J Russell Peltz saw his first live fight at the age of 13 and he was hooked for life.
A former sportswriter for The Evening Bulletin in Philadelphia, Peltz promoted his first boxing card in 1969, at the age of 22, selling out the 1,300-seat Blue Horizon in North Philadelphia.
He has been inducted into the International Boxing Hall of Fame in Canastota, N. Y., and the World Boxing Hall of Fame in Los Angeles. He has received the James J. Walker Award from the Boxing Writers Association of America in 1999 for “long and meritorious service” and the Career Achievement Award from the Philadelphia Sportswriters Association in 2000.
In an Aug. 9, 2002, story in Boxing News, the highly respected weekly British publication, Peltz was labeled as a man with “few rivals as the finest matchmaker on the planet.”
Peltz promoted at the Blue Horizon and the Arena in West Philadelphia from 1969 to 1972. In 1973, he was named boxing director at the Spectrum in South Philadelphia, which he turned into the boxing capital of the East Coast.
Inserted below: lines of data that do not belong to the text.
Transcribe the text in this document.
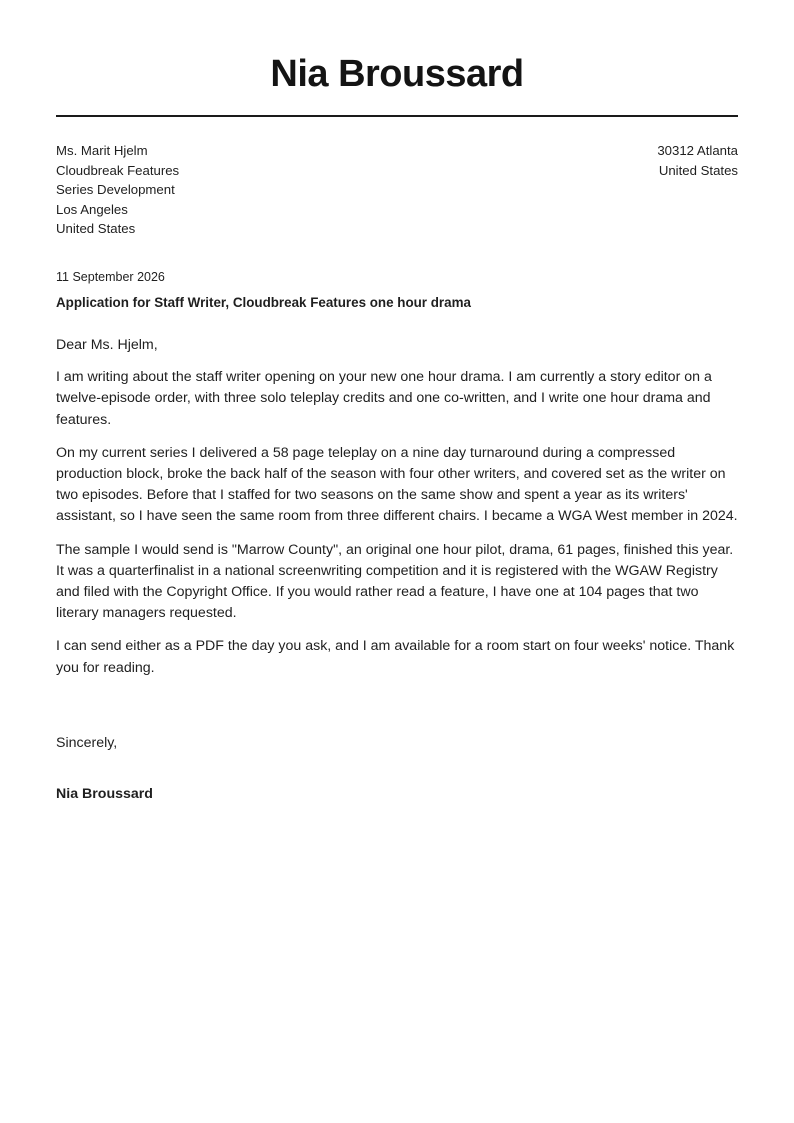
Nia Broussard
Ms. Marit Hjelm
Cloudbreak Features
Series Development
Los Angeles
United States
30312 Atlanta
United States
11 September 2026
Application for Staff Writer, Cloudbreak Features one hour drama

Dear Ms. Hjelm,

I am writing about the staff writer opening on your new one hour drama. I am currently a story editor on a twelve-episode order, with three solo teleplay credits and one co-written, and I write one hour drama and features.

On my current series I delivered a 58 page teleplay on a nine day turnaround during a compressed production block, broke the back half of the season with four other writers, and covered set as the writer on two episodes. Before that I staffed for two seasons on the same show and spent a year as its writers' assistant, so I have seen the same room from three different chairs. I became a WGA West member in 2024.

The sample I would send is "Marrow County", an original one hour pilot, drama, 61 pages, finished this year. It was a quarterfinalist in a national screenwriting competition and it is registered with the WGAW Registry and filed with the Copyright Office. If you would rather read a feature, I have one at 104 pages that two literary managers requested.

I can send either as a PDF the day you ask, and I am available for a room start on four weeks' notice. Thank you for reading.

Sincerely,
Nia Broussard
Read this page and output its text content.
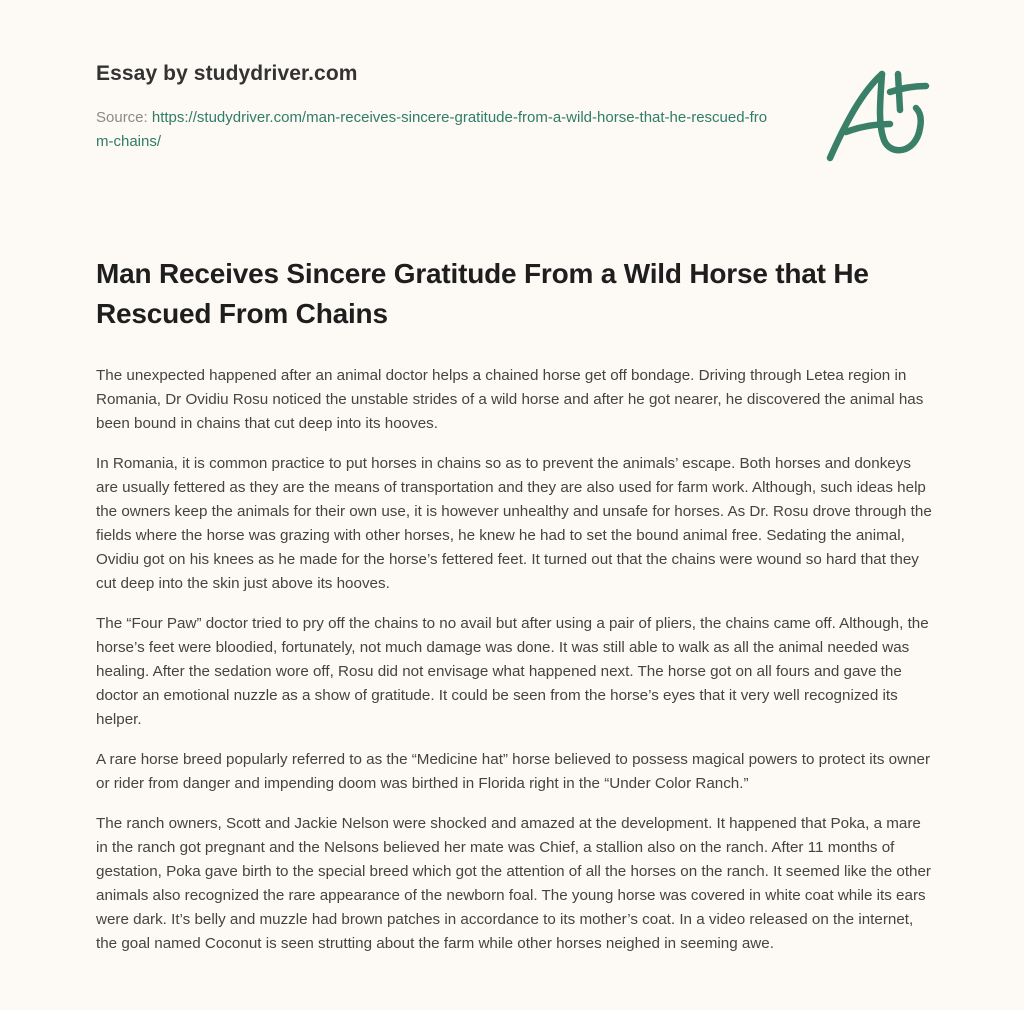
Essay by studydriver.com
Source: https://studydriver.com/man-receives-sincere-gratitude-from-a-wild-horse-that-he-rescued-from-chains/
Man Receives Sincere Gratitude From a Wild Horse that He Rescued From Chains

The unexpected happened after an animal doctor helps a chained horse get off bondage. Driving through Letea region in Romania, Dr Ovidiu Rosu noticed the unstable strides of a wild horse and after he got nearer, he discovered the animal has been bound in chains that cut deep into its hooves.

In Romania, it is common practice to put horses in chains so as to prevent the animals’ escape. Both horses and donkeys are usually fettered as they are the means of transportation and they are also used for farm work. Although, such ideas help the owners keep the animals for their own use, it is however unhealthy and unsafe for horses. As Dr. Rosu drove through the fields where the horse was grazing with other horses, he knew he had to set the bound animal free. Sedating the animal, Ovidiu got on his knees as he made for the horse’s fettered feet. It turned out that the chains were wound so hard that they cut deep into the skin just above its hooves.

The “Four Paw” doctor tried to pry off the chains to no avail but after using a pair of pliers, the chains came off. Although, the horse’s feet were bloodied, fortunately, not much damage was done. It was still able to walk as all the animal needed was healing. After the sedation wore off, Rosu did not envisage what happened next. The horse got on all fours and gave the doctor an emotional nuzzle as a show of gratitude. It could be seen from the horse’s eyes that it very well recognized its helper.

A rare horse breed popularly referred to as the “Medicine hat” horse believed to possess magical powers to protect its owner or rider from danger and impending doom was birthed in Florida right in the “Under Color Ranch.”

The ranch owners, Scott and Jackie Nelson were shocked and amazed at the development. It happened that Poka, a mare in the ranch got pregnant and the Nelsons believed her mate was Chief, a stallion also on the ranch. After 11 months of gestation, Poka gave birth to the special breed which got the attention of all the horses on the ranch. It seemed like the other animals also recognized the rare appearance of the newborn foal. The young horse was covered in white coat while its ears were dark. It’s belly and muzzle had brown patches in accordance to its mother’s coat. In a video released on the internet, the goal named Coconut is seen strutting about the farm while other horses neighed in seeming awe.
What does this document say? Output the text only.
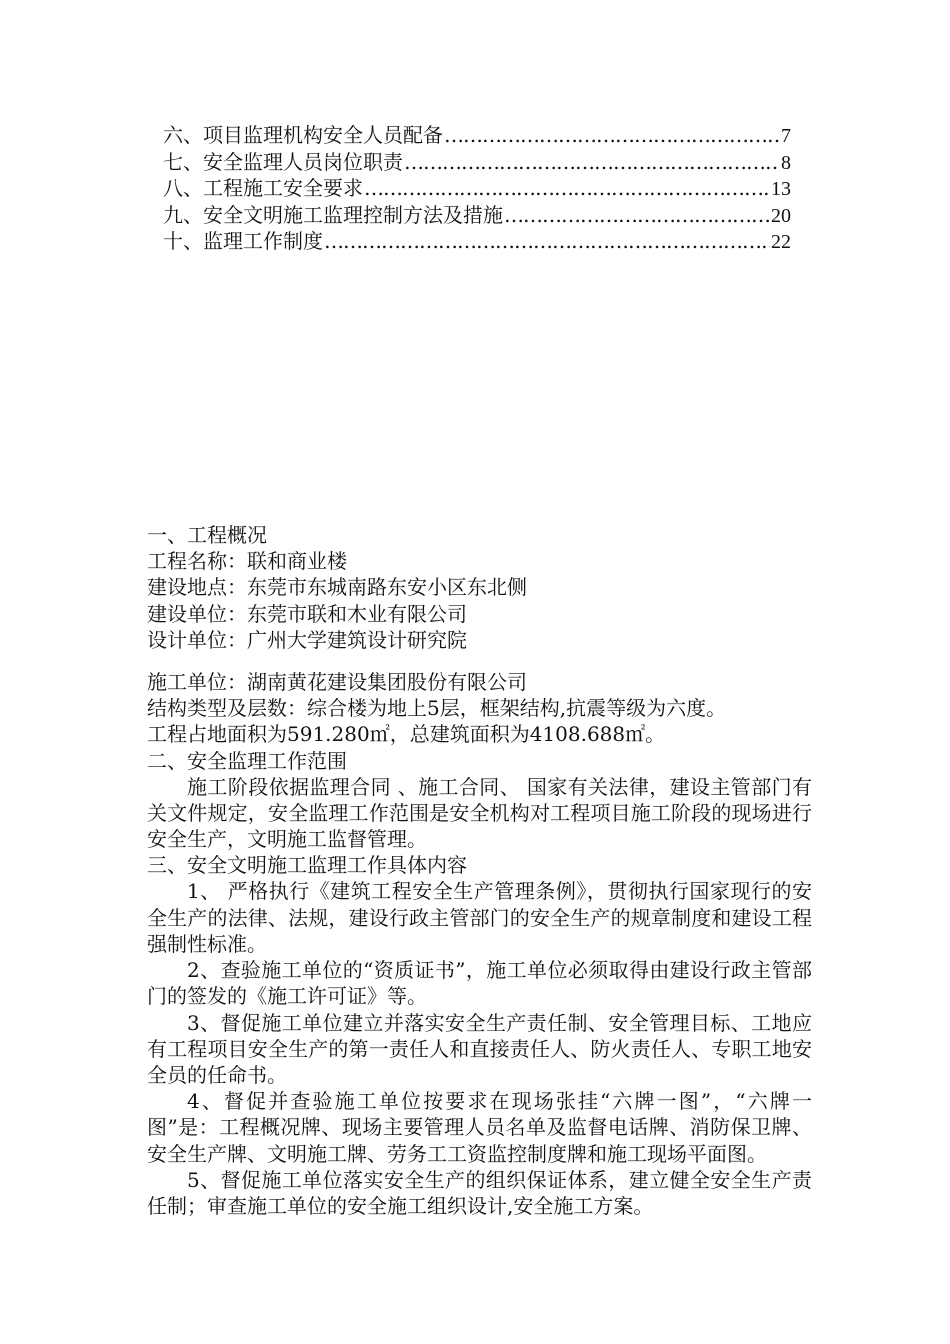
六、项目监理机构安全人员配备 ……………………………………………………………………………………………………………………………………	7
七、安全监理人员岗位职责 ……………………………………………………………………………………………………………………………………	8
八、工程施工安全要求 ……………………………………………………………………………………………………………………………………	13
九、安全文明施工监理控制方法及措施 ……………………………………………………………………………………………………………………………………	20
十、监理工作制度 ……………………………………………………………………………………………………………………………………	22
一、工程概况
工程名称：联和商业楼
建设地点：东莞市东城南路东安小区东北侧
建设单位：东莞市联和木业有限公司
设计单位：广州大学建筑设计研究院
施工单位：湖南黄花建设集团股份有限公司
结构类型及层数：综合楼为地上5层，框架结构,抗震等级为六度。
工程占地面积为591.280㎡，总建筑面积为4108.688㎡。
二、安全监理工作范围
施工阶段依据监理合同 、施工合同、 国家有关法律，建设主管部门有关文件规定，安全监理工作范围是安全机构对工程项目施工阶段的现场进行安全生产，文明施工监督管理。
三、安全文明施工监理工作具体内容
1、 严格执行《建筑工程安全生产管理条例》，贯彻执行国家现行的安全生产的法律、法规，建设行政主管部门的安全生产的规章制度和建设工程强制性标准。
2、查验施工单位的“资质证书”，施工单位必须取得由建设行政主管部门的签发的《施工许可证》等。
3、督促施工单位建立并落实安全生产责任制、安全管理目标、工地应有工程项目安全生产的第一责任人和直接责任人、防火责任人、专职工地安全员的任命书。
4、督促并查验施工单位按要求在现场张挂“六牌一图”，“六牌一图”是：工程概况牌、现场主要管理人员名单及监督电话牌、消防保卫牌、安全生产牌、文明施工牌、劳务工工资监控制度牌和施工现场平面图。
5、督促施工单位落实安全生产的组织保证体系，建立健全安全生产责任制；审查施工单位的安全施工组织设计,安全施工方案。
There, he helped attract the largest-ever crowd for an indoor fight in Pennsylvania.
Peltz left the Spectrum in 1980 to promote independently in the Philadelphia and Atlantic City areas. From 1998 to 2004, Peltz was the boxing consultant and matchmaker for the weekly Friday Night Fights series on ESPN 2.
He received a bachelor’s degree in journalism from Temple University in 1968 and he won the Sigma Delta Chi award as the Outstanding Male Graduate in Journalism.
At The Temple News, Peltz served as assistant sports editor as a freshman, sports editor as a sophomore, and makeup editor and city editor as a junior. As a senior, Peltz secured a full-time job on the sports desk of the Evening Bulletin, working from midnight to 8 a.m., then attending class from 9 a.m. to 1 p.m.
Peltz and his wife, Linda, also a Temple graduate, reside in Florida. They have two sons, Matthew and Daniel, and three grandchildren, Yaacov Moshe Peltz, Chaya Menucha Peltz and Reena Simcha Peltz.